Swedish Ivy Pest or Disease Problems
Plants Droop and the Foliage Begins to Turn Yellow and Drop
This indicates that the potting mix is too dry. Plectranthus is a thirsty plant requiring frequent watering. Plants growing outdoors often need watering daily in the summer.
Stems Become Soft and Rot at the Base If the Soil Is Too Wet
This condition occurs more often in cooler conditions. Plants should be watered less during winter. Remove or cut away the infected stems. Allow the soil to dry slightly between waterings.
Leaves Become Pale When Plants Are in Too Much Sun
Shade from the midday sun in the summer.
Spider Mites Appear in Dry, Warm Conditions
Misting helps keep the spider mites away. If they appear, wash them away with warm water.

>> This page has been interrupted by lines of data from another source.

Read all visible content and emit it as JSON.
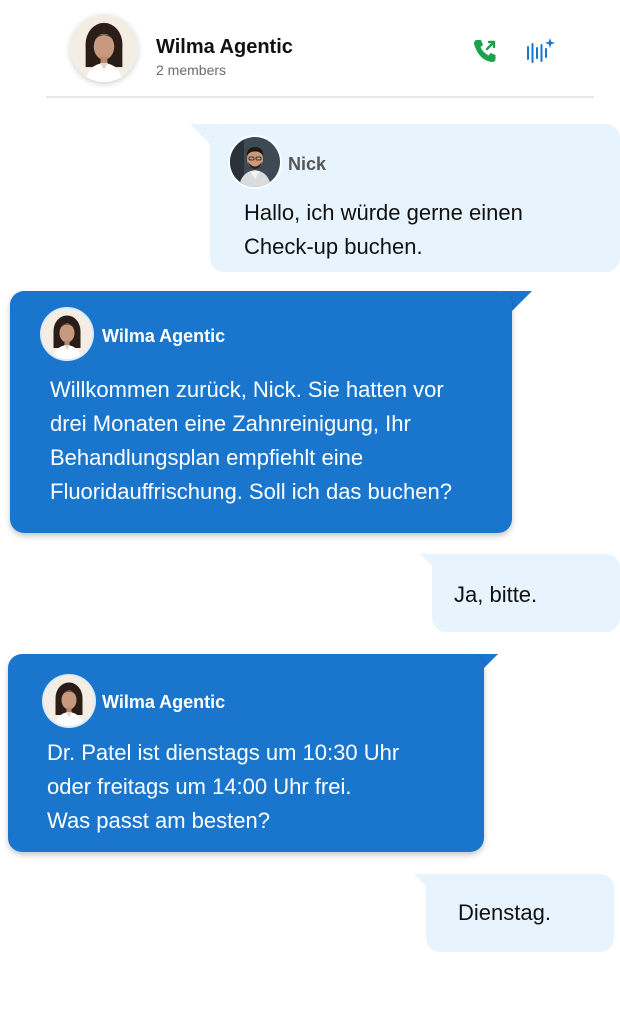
{
  "header": {
    "title": "Wilma Agentic",
    "subtitle": "2 members",
    "avatar_icon": "woman-avatar-icon",
    "actions": [
      {
        "name": "phone-call-icon",
        "color": "#1aa34a"
      },
      {
        "name": "voice-wave-sparkle-icon",
        "color": "#1976cc"
      }
    ]
  },
  "colors": {
    "agent_bubble": "#1976cc",
    "user_bubble": "#e8f4fd",
    "call_green": "#1aa34a"
  },
  "messages": [
    {
      "sender": "Nick",
      "role": "user",
      "text_lines": [
        "Hallo, ich würde gerne einen",
        "Check-up buchen."
      ]
    },
    {
      "sender": "Wilma Agentic",
      "role": "agent",
      "text_lines": [
        "Willkommen zurück, Nick. Sie hatten vor",
        "drei Monaten eine Zahnreinigung, Ihr",
        "Behandlungsplan empfiehlt eine",
        "Fluoridauffrischung. Soll ich das buchen?"
      ]
    },
    {
      "role": "user",
      "text_lines": [
        "Ja, bitte."
      ]
    },
    {
      "sender": "Wilma Agentic",
      "role": "agent",
      "text_lines": [
        "Dr. Patel ist dienstags um 10:30 Uhr",
        "oder freitags um 14:00 Uhr frei.",
        "Was passt am besten?"
      ]
    },
    {
      "role": "user",
      "text_lines": [
        "Dienstag."
      ]
    }
  ]
}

Spray with Neem oil natural insecticide if the infestation gets worse. More on homemade spider mite killer. Make sure to spray the undersides of the leaves.
Mealybugs Appear Along Stems and in Leaf Axils
For mealybug control – remove the affected leaves and stems (they return quickly) or spray with a Neem oil pesticide.
Carefully inspect the plants’ foliage, roots and stems to find any obvious issues or pests.
Suggested Uses For Swedish Ivy
The most common use is growing as a hanging basket or as pedestal plants. They hang elegantly from the basket. This is the same reason you will often find them planted on the edge of a container garden.
Other uses include taking advantage of the sideway spreading growth. This makes it ideal for use as ground cover.